Cette photographie a fait le tour du monde, devenant l’un des témoignages les plus marquants du sort des prisonniers de guerre américains aux Philippines. À une époque où une image était éloquente, Mydans a capturé un moment de vérité impossible à dissimuler : la vérité sur le prix de la liberté, sur l’endurance humaine, sur la frontière ténue entre la vie et la mort.
En février 1945, les forces américaines lancèrent une offensive sur Manille. Le 5 février, des unités de la 1re division de cavalerie entrèrent dans le camp d’internement de Santo Tomas . Pour 4 000 prisonniers, ce fut un jour de délivrance. Le jour où l’enfer prit fin.
Lorsque les soldats ouvrirent les portes, de nombreux prisonniers n’avaient plus la force de partir seuls. Ils étaient si faibles qu’ils durent être transportés sur des civières. D’autres, comme Rogers et Todd, pouvaient encore s’asseoir, regarder l’objectif de la caméra, mais leurs corps ravagés en disaient long. La libération ne signifiait pas une guérison immédiate ; ils avaient un long chemin à parcourir pour guérir et reconstruire leur vie. Mais ce jour-là, ils sentaient que leurs souffrances avaient enfin pris fin.
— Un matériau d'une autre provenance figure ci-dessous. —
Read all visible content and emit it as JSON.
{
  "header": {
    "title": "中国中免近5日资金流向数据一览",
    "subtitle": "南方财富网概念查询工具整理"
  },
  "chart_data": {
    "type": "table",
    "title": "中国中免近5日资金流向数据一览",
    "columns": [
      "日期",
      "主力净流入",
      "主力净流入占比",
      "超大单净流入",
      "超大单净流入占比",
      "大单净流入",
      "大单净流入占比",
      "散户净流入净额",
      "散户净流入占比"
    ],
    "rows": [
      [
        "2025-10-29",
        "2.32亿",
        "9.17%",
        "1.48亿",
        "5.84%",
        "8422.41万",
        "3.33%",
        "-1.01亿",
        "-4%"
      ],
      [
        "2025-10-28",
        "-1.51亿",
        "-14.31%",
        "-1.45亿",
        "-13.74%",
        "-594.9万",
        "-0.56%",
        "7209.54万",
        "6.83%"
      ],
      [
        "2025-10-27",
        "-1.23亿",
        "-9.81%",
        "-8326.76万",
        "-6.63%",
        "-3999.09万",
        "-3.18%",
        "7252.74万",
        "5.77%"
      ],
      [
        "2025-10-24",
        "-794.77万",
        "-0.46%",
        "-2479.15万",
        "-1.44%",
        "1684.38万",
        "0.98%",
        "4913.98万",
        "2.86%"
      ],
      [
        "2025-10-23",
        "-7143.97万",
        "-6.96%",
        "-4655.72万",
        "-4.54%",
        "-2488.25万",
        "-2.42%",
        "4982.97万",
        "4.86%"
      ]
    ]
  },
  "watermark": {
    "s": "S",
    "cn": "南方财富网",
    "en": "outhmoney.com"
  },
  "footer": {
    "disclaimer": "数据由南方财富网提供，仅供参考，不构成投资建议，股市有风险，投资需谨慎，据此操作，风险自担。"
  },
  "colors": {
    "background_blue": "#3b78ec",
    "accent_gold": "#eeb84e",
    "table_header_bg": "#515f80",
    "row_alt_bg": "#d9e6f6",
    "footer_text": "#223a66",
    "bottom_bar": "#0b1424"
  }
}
Des récits comme celui-ci, décrivant le sort des prisonniers de guerre américains dans les camps japonais, sont longtemps restés dans l’ombre des récits européens. Ce qui s’est passé aux Philippines, en Chine et en Birmanie a souvent échappé à l’attention du grand public. Pourtant, ces histoires étaient tout aussi tragiques et tout aussi importantes.
La mort due à la faim, à la maladie, au surmenage et à la violence était le quotidien de milliers de prisonniers. Le camp de Santo Tomas est devenu un symbole de souffrance et de survie. Grâce à des témoignages comme la photographie de Mydans, le monde a pu constater que l’héroïsme en temps de guerre ne se résumait pas à combattre en première ligne, mais aussi à lutter silencieusement pour survivre à l’ombre de murs oubliés.
Aujourd’hui, lorsque nous regardons la photo de Rogers et Todd, nous voyons plus que deux hommes décharnés. Nous voyons toute une histoire : celle de la Seconde Guerre mondiale dans le Pacifique , celle d’innocents jetés dans les rouages d’une occupation brutale, celle de l’esclavage et de la liberté. Cette photographie nous rappelle que la guerre ne s’arrête pas sur les champs de bataille, mais se déroule aussi dans le silence des dortoirs, dans les nuits de faim et dans les yeux de ceux qui attendaient les secours.
Aujourd’hui, lorsque nous cherchons des informations sur les prisonniers de guerre américains , le camp de Santo Tomas aux Philippines ou l’histoire de la Seconde Guerre mondiale , nous tombons sur cette unique photo – preuve que la mémoire humaine a besoin d’images pour survivre. À l’ère du numérique, ces récits prennent un nouveau souffle, touchent les jeunes générations et s’intègrent à l’éducation et forment une identité historique commune.
L’histoire de Lee Rogers et de John C. Todd est celle de la souffrance, mais aussi de la force et de la survie. Leurs silhouettes émaciées, immortalisées par Carl Mydans, sont devenues le symbole de toute une génération qui a enduré les ténèbres de la guerre. Le camp d’internement de Santo Tomas n’était pas seulement un lieu de captivité : c’était un lieu où la vie se réduisait à la simple lutte pour la survie, et pourtant un lieu où, contre toute attente, l’espoir persistait.
Aujourd’hui, face à ces visages, nous avons le devoir de nous souvenir. De nous souvenir du prix de la liberté, de la tragédie des innocents, et que même dans les moments les plus sombres, des gens peuvent trouver la force de survivre.